Ecology

The species 

 


Burbot (Lota lota) is the only member of the order of the Gadiformes that lives in freshwater. This night active (nocturnal), bottom-dwelling (bentic) species lives in rivers, lakes and streams and was present in most Northern regions in Europe and North America. It prefers well oxygenated and cooler waters.


The species is easily recognisable due to it's specific shame, the single barbel, the elongated white finrays and the remarkable marmerisation of its skin which can be greenishyellow, brown and black.


The species was historically well known as a local delicatesse due to its tasty, boneless white meat and liver.


Due to water polution, habitat degredation and through large infrastructure constructions ongoing straightening of rivers, the species has become extinct or threatend throughout Europe. In Belgium, the species has officially be considered extinct in 1960. Considering the place of this predatory species in the ecosystem (keystone species), it is considered as a bio-indicator. Recent research has also shown its potential as natural predator against invasive fish species such as the Round goby (Neogobius melanostomus).

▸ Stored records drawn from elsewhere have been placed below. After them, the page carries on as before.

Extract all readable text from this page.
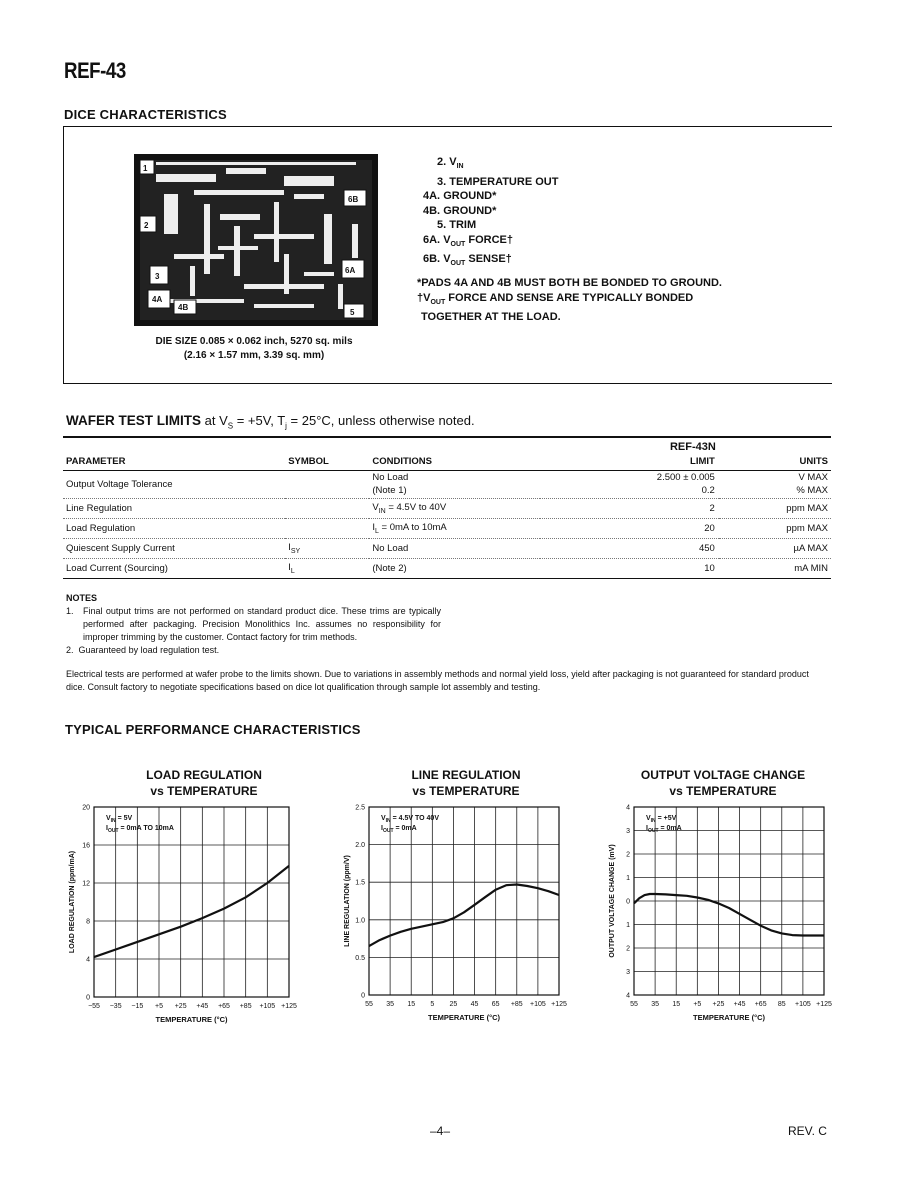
REF-43
DICE CHARACTERISTICS
1
2
3
4A
4B
5
6A
6B
2. $V_{IN}$
3. TEMPERATURE OUT
4A. GROUND*
4B. GROUND*
5. TRIM
6A. $V_{OUT}$ FORCE†
6B. $V_{OUT}$ SENSE†
*PADS 4A AND 4B MUST BOTH BE BONDED TO GROUND.
$\dagger V_{OUT}$ FORCE AND SENSE ARE TYPICALLY BONDED
TOGETHER AT THE LOAD.
DIE SIZE 0.085 × 0.062 inch, 5270 sq. mils
(2.16 × 1.57 mm, 3.39 sq. mm)
WAFER TEST LIMITS at $V_S = +5V$, $T_j = 25^\circ C$, unless otherwise noted.
			REF-43N	
PARAMETER	SYMBOL	CONDITIONS	LIMIT	UNITS
Output Voltage Tolerance		No Load	2.500 ± 0.005	V MAX
		(Note 1)	0.2	% MAX
Line Regulation		$V_{IN} = 4.5V$ to 40V	2	ppm MAX
Load Regulation		$I_L = 0mA$ to 10mA	20	ppm MAX
Quiescent Supply Current	$I_{SY}$	No Load	450	µA MAX
Load Current (Sourcing)	$I_L$	(Note 2)	10	mA MIN
NOTES
1.	Final output trims are not performed on standard product dice. These trims are typically performed after packaging. Precision Monolithics Inc. assumes no responsibility for improper trimming by the customer. Contact factory for trim methods.
2. Guaranteed by load regulation test.
Electrical tests are performed at wafer probe to the limits shown. Due to variations in assembly methods and normal yield loss, yield after packaging is not guaranteed for standard product dice. Consult factory to negotiate specifications based on dice lot qualification through sample lot assembly and testing.
TYPICAL PERFORMANCE CHARACTERISTICS
LOAD REGULATION
vs TEMPERATURE
LINE REGULATION
vs TEMPERATURE
OUTPUT VOLTAGE CHANGE
vs TEMPERATURE
−55 −35 −15 +5 +25 +45 +65 +85 +105 +125
0
4
8
12
16
20
TEMPERATURE (°C)
LOAD REGULATION (ppm/mA)
$V_{IN} = 5V$
$I_{OUT} = 0mA$ TO 10mA
55 35 15 5 25 45 65 +85 +105 +125
0
0.5
1.0
1.5
2.0
2.5
TEMPERATURE (°C)
LINE REGULATION (ppm/V)
$V_{IN} = 4.5V$ TO 40V
$I_{OUT} = 0mA$
55 35 15 +5 +25 +45 +65 85 +105 +125
4
3
2
1
0
1
2
3
4
TEMPERATURE (°C)
OUTPUT VOLTAGE CHANGE (mV)
$V_{IN} = +5V$
$I_{OUT} = 0mA$
–4–	REV. C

Burbot spawns in winter from december until march with temperatures below 4°C. The fecundity is extremely high, with 500.000 - 900.000 eggs per kilogram of bodyweight. The larvae that hatch from these eggs are also amongst the smallest larvae of all freshwaterspecies, with a lenght  of 2.8 - 3.5 mm. 


In recent years, autorities have invested a tremendous amount of time in order to restore the environment of our freshwater fish species. Although in thr case of burbot the occurance of mature fish is insufficient, if present at all, which means that stocking programs are required. However: in case of reintroduction programs, special care should take place in terms of the genetic integrity of the autochtonous population.